Len Niehoff is Professor from Practice at the University of Michigan Law School, where he teaches courses in civil procedure, ethics, evidence, First Amendment, law & theology, and media law. He writes regularly in all of these fields. He is also Of Counsel to the Honigman law firm. The opinions expressed here are his own.

Sunday, October 1, 2017

Colin Kaepernick, Meet Antonin Scalia


One of the principal reasons people have condemned Colin Kaepernick for taking a knee during performances of the Star-Spangled Banner is that such conduct disrespects, demeans, and diminishes the symbolic value of our national anthem. On this issue, Kaepernick has an unlikely ally: the famously conservative Supreme Court Justice Antonin Scalia.

In the course of protesting the Republican National Convention in Dallas in 1984, Gregory Lee Johnson doused an American flag with kerosene and set it on fire. Johnson was charged with violating a Texas criminal statute prohibiting the “desecration of a venerated object.” He claimed that the First Amendment protected his conduct as a form of symbolic speech, but the trial court rejected that argument and he was convicted.

Johnson appealed and won in the Texas appellate court. The Supreme Court of the United States granted review and held that the statute ran afoul of the First Amendment.

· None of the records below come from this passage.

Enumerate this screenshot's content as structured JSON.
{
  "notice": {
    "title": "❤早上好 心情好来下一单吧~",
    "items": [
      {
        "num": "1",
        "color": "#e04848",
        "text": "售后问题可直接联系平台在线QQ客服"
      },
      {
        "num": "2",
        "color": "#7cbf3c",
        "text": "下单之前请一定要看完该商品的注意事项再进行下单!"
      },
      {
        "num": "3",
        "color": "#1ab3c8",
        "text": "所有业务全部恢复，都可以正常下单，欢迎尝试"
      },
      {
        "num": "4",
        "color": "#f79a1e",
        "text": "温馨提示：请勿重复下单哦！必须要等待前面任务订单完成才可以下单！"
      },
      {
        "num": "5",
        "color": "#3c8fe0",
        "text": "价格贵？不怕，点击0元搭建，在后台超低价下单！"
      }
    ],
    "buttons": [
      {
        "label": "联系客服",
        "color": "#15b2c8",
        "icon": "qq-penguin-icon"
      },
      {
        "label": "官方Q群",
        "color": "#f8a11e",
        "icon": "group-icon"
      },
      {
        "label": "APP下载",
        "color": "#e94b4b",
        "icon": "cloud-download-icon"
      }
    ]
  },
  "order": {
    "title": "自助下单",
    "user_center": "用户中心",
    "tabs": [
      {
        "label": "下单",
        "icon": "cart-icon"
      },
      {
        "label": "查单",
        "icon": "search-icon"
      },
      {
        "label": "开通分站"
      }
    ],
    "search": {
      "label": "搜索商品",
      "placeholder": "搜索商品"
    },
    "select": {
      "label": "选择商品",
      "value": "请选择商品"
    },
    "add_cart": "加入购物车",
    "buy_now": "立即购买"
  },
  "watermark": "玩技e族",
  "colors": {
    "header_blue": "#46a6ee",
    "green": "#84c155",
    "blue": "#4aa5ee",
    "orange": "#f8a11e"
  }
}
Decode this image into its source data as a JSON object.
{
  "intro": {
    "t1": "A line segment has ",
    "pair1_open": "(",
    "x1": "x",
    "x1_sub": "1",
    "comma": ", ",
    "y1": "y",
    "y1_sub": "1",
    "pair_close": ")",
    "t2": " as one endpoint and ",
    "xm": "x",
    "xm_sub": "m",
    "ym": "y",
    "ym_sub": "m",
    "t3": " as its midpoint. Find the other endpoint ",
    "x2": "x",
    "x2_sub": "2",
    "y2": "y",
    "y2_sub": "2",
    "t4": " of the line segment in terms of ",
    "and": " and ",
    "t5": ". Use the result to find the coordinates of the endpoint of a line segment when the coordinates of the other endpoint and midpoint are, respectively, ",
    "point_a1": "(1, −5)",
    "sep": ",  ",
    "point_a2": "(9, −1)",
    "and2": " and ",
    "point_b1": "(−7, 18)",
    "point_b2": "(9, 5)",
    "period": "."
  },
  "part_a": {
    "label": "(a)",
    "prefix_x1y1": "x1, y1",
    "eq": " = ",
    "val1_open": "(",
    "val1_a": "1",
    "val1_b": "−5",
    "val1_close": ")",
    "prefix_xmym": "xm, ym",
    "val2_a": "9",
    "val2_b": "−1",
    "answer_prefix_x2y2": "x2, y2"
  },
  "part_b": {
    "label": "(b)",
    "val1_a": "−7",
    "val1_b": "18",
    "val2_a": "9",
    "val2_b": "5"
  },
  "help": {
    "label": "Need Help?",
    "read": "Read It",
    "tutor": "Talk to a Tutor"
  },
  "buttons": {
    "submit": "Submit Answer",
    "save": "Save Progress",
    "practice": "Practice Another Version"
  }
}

The Johnson case provides an important insight into the Kaepernick debate because of one of the arguments that Texas raised in defense of its law. Texas contended that the statute served the important governmental purpose of preserving the flag as a symbol of nationhood and national unity. The state maintained that Johnson’s conduct threatened the flag’s symbolic value.

At oral argument, the lawyer for Texas barely had a chance to state her client’s position before Justice Scalia intervened. “Why did the defendant’s actions here destroy the symbol?” Scalia asked. He continued: “His actions would have been useless unless the flag was a very good symbol for what he wanted to show contempt for.”

The lawyer for Texas pressed her case: “[W]e believe that if a symbol over a period of time [is] abused that it can, in fact, lose its symbolic effect.” Justice Scalia would have none of it: “I think not at all. I think when somebody does that to the flag, the flag becomes even more of a symbol of the country.”

Justice Scalia joined in the Court’s majority opinion, which was written by Justice William Brennan. Taking a cue from Scalia’s questioning, Brennan challenged the underlying logic of the argument advanced by Texas.

Brennan wrote: “We are tempted to say, in fact, that the flag’s deservedly cherished place in our community will be strengthened, not weakened, by our holding today.” He went on, “Our decision is a reaffirmation of the principles of freedom and inclusiveness that the flag best reflects, and of the conviction that our toleration of criticism such as Johnson’s is a sign and source of strength.”

Indeed, Brennan’s opinion referred specifically to the Star Spangled Banner. “[O]ne of the proudest images of our flag,” he wrote, “the one immortalized in our national anthem, is of the bombardment it survived at Fort McHenry.” The flag reflects “the nation’s resilience,” he declared, “and it is that resilience that we reassert today.”

Of course, Justice Brennan—like Justice Scalia—understood the special sensitivities that surround important patriotic symbols like the flag and the national anthem. But, as Louis Brandeis observed and the Court has often reiterated, under the First Amendment the remedy for the speech we hate is more speech, “not imposed silence.”

“We can imagine no more appropriate response to burning a flag than waving one’s own, no better way to counter a flag burner’s message than by saluting the flag that burns,” Justice Brennan declared. With respect to the current controversy, he might have added: if you feel offended by someone who takes a knee during the national anthem, then your remedy under the First Amendment is to sing more loudly. Or, I suppose, to Tweet until your fingers cramp.

Many of the criticisms of the NFL players’ protest miss its central premise: that the national anthem has tremendous symbolic significance. After all, would anyone care, or even notice, if they took a knee during a team fight song or a staple piece of stadium rock music? To borrow Justice Scalia’s wonderfully dismissive phrase: “I think not at all.” 

 Justice Scalia probably had little sympathy with the message Johnson had to convey and might well have agreed with his close friend and colleague Ruth Bader Ginsburg’s observation that Kaepernick’s protest is “really dumb,” a statement for which she later apologized.

But Scalia saw in the argument advanced by Texas a deep logical inconsistency. He recognized that a symbol’s power is not diminished by an act of protest that derives its force from that power. To the contrary, as he observed, such a protest affirms that it is a “very good symbol” indeed.

I personally have old-fashioned sensibilities about the flag and the national anthem. I stand up; I take my hat off; I put my hand on my heart; I sing as best I can within the scope of my painfully limited talents.


But I have recently come to understand better that part of what I am saluting is the sanctity of the individual conscience and my right to choose to do otherwise. In this I have been unexpectedly tutored by a Supreme Court Justice with whom I have frequently disagreed and a professional football player. I am good with that. I will take enlightenment wherever I can find it.